Rather than be viewed correctly as a necessary evil that must be strictly constrained lest it eat the heart of the real economy, debt/credit is now seen as our most precious bodily fluid, without which we perish. In this peculiar psychosis of hyper-financialization, the reality that ultra-loose credit and capital that carries no premium inevitably jacks up prices and costs to the moon, fatally distorting the real economy, is not even visible.

What is visible is the “necessity” of putting a lavishly over-priced Disney World vacation on a credit card and the “necessity” of a $60,000 new pickup truck. Or what the heck, a new $110,000 Wagoneer. We all deserve everything credit enables, from buying meme stocks on margin to designer jeans.

OK, so we have $160,000 in student loan debt– a university degree was “necessary” regardless of cost. (Needless to say, the issuers and owners of all that debt are as wealthy as we are poor. That’s how credit works.) And we really needed a vacation, so that’s one $20,000 credit card maxed out. Then there were “surprises” (what we once called “normal everyday life”) such as a broken water heater.

Hey why is everything so poorly made now? Globalization. You know, quality no longer matters, only the “low” (heh) price. (Stainless Steal.)

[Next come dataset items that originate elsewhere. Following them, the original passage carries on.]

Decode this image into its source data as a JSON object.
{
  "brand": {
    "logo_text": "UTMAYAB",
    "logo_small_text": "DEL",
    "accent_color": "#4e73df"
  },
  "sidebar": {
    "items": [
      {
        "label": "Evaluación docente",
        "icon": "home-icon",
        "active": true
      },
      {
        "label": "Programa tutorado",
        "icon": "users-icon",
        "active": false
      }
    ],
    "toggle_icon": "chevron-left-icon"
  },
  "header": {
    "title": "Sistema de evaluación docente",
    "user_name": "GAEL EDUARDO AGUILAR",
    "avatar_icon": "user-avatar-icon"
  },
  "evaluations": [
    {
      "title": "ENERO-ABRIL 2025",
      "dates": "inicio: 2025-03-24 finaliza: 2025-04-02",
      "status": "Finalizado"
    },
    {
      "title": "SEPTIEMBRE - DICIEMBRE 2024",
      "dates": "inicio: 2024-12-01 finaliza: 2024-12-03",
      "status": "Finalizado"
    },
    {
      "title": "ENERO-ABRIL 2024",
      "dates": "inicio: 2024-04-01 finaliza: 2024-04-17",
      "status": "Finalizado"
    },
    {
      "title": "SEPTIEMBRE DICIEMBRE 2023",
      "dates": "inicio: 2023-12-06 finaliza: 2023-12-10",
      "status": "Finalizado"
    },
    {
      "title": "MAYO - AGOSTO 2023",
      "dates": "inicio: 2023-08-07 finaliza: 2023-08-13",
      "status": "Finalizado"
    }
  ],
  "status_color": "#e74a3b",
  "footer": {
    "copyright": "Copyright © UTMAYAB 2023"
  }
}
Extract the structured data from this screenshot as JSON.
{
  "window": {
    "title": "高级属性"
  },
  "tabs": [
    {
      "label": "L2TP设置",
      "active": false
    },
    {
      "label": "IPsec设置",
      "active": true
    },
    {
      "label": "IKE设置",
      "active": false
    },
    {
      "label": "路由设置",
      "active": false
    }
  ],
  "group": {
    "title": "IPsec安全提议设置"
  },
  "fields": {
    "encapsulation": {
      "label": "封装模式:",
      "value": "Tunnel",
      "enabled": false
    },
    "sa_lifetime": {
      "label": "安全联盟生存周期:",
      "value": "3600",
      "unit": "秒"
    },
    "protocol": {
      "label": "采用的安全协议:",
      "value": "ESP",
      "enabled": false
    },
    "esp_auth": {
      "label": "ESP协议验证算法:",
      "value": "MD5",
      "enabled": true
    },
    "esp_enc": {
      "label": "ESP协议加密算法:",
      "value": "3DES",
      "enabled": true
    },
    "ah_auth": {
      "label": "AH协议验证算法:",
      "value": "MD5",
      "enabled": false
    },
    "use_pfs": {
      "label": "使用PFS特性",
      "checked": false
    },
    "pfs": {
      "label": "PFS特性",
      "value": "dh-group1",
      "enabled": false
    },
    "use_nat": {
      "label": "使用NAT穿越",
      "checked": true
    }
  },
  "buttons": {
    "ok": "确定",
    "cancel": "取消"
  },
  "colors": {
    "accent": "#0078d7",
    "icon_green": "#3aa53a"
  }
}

We’re too tired to cook real food (but manage to spend hours every day staring at screens after work) so we need to order meal delivery, and keep the house well-stocked with unhealthy snacks and beverages, and so on top of all the other “surprises” in an inflationary global economy, there’s another $20,000 credit card maxed out.

Our clunker car needed repairs so it was necessary to get a $30,000 auto loan for a new car–the cheapest one on the lot.

This profligacy and dependence on ever-expanding credit just to sustain “normal life” is scale-invariant, meaning every city, county, state and federal agency also needs ever-expanding credit just to stave off collapse, and every zombie company / entity also needs ever-expanding credit just to avoid the slippery slope to bankruptcy and liquidation.

The elephant nobody even sees much less gets alarmed about is the entire financialization era has slipped over the top of the S-Curve. Doing more of what worked in the past only accelerates the slide to further extremes, more distortions, increasing instability and eventual “adjustment,” i.e. reckoning.

Our faith in credit, debt and finance is forced, as we’ve forgotten how to live without it. Kind of like, you know, ahem, an addict for whom the next fix is not seen as a disaster but as the restoration of an unstable pretense of stability.

Our faith in the wobbling world of hyper-financialization will soon be tested. Once we lose faith in this state of fiscal psychosis, then we can awaken to the reality that the cure for unaffordable lifestyles is a collapse of hyper-financialization and the asset bubbles it inevitably inflates.